Negotiating Urban Spaces. Xhosa migrants' movement in and through Cape Town's social and spatial structures, South Africa
Hovedinnhold
Master's thesis submitted at Department of Social Anthropology, spring 2015.
By: Oda Eiken
Supervisor: Associate Professor Cecilie Ødegaard
This thesis is an ethnographic exploration of social and spatial structures in Cape Town and individuals’ personal experiences in the urban city spaces.
The Apartheid regime was formally abolished in 1994 but the legacy of apartheid is still visible. The apartheid regime built a society based on inclusion and exclusion and these racial segregation policies continue to influence the power structures and social formations in post-apartheid South Africa.

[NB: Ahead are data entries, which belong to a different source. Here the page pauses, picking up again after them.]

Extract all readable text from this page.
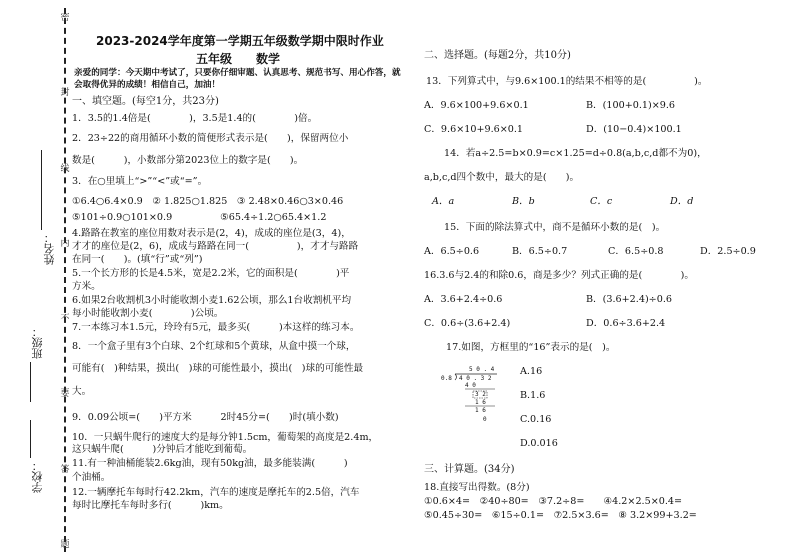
姓名：
班级：
学校：
密
封
线
内
不
要
答
题
2023-2024学年度第一学期五年级数学期中限时作业
五年级　　数学
亲爱的同学：今天期中考试了，只要你仔细审题、认真思考、规范书写、用心作答，就
会取得优异的成绩！相信自己，加油！
一、填空题。(每空1分，共23分)
1．3.5的1.4倍是(　　　　)，3.5是1.4的(　　　　)倍。
2．23÷22的商用循环小数的简便形式表示是(　　)，保留两位小
数是(　　　)，小数部分第2023位上的数字是(　　)。
3．在○里填上“>”“<”或“=”。
①6.4○6.4×0.9　② 1.825○1.825　③ 2.48×0.46○3×0.46
⑤101÷0.9○101×0.9　　　　　⑤65.4÷1.2○65.4×1.2
4.路路在教室的座位用数对表示是(2，4)，成成的座位是(3，4)，
才才的座位是(2，6)，成成与路路在同一(　　　　　)，才才与路路
在同一(　　)。(填“行”或“列”)
5.一个长方形的长是4.5米，宽是2.2米，它的面积是(　　　　)平
方米。
6.如果2台收割机3小时能收割小麦1.62公顷，那么1台收割机平均
每小时能收割小麦(　　　　)公顷。
7.一本练习本1.5元，玲玲有5元，最多买(　　　)本这样的练习本。
8．一个盒子里有3个白球、2个红球和5个黄球，从盒中摸一个球，
可能有(　)种结果，摸出(　)球的可能性最小，摸出(　)球的可能性最
大。
9．0.09公顷=(　　)平方米　　　2时45分=(　　)时(填小数)
10．一只蜗牛爬行的速度大约是每分钟1.5cm，葡萄架的高度是2.4m，
这只蜗牛爬(　　　)分钟后才能吃到葡萄。
11.有一种油桶能装2.6kg油，现有50kg油，最多能装满(　　　)
个油桶。
12.一辆摩托车每时行42.2km，汽车的速度是摩托车的2.5倍，汽车
每时比摩托车每时多行(　　　)km。
二、选择题。(每题2分，共10分)
13．下列算式中，与9.6×100.1的结果不相等的是(　　　　　)。
A．9.6×100+9.6×0.1	B．(100+0.1)×9.6
C．9.6×10+9.6×0.1	D．(10−0.4)×100.1
14．若a÷2.5=b×0.9=c×1.25=d÷0.8(a,b,c,d都不为0)，
a,b,c,d四个数中，最大的是(　　)。
A．a	B．b	C．c	D．d
15．下面的除法算式中，商不是循环小数的是(　)。
A．6.5÷0.6	B．6.5÷0.7	C．6.5÷0.8	D．2.5÷0.9
16.3.6与2.4的和除0.6，商是多少？列式正确的是(　　　　)。
A．3.6+2.4÷0.6	B．(3.6+2.4)÷0.6
C．0.6÷(3.6+2.4)	D．0.6÷3.6+2.4
17.如图，方框里的“16”表示的是(　)。
A.16
B.1.6
C.0.16
D.0.016
三、计算题。(34分)
18.直接写出得数。(8分)
①0.6×4=　②40÷80=　③7.2÷8=　　④4.2×2.5×0.4=
⑤0.45÷30=　⑥15÷0.1=　⑦2.5×3.6=　⑧ 3.2×99+3.2=
5 0 . 4
0.8 4 0 . 3 2
4 0
3 2
1 6
1 6
0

The analytical foundation in this thesis is based on Doreen Massey’s space and place theory (1994). Within this framework I am able to explore women’s positioning, in particular, in the city spaces on various levels. The first section contextualises the cultural background of my interlocutors and their living situations. The middle section gives a broader overview of Cape Town and how social and spatial dynamics work in relation to race, ethnicity, gender and class. The last section investigates women’s experience in urban spaces and the gendering of the spaces through the discourse of mistrust and how this mistrust is negotiated and expressed in intimate relationships. The purpose is to unfold the lives of lower-class Xhosa migrants living in Cape Town, a city that continues to negotiate its past, its present and its future.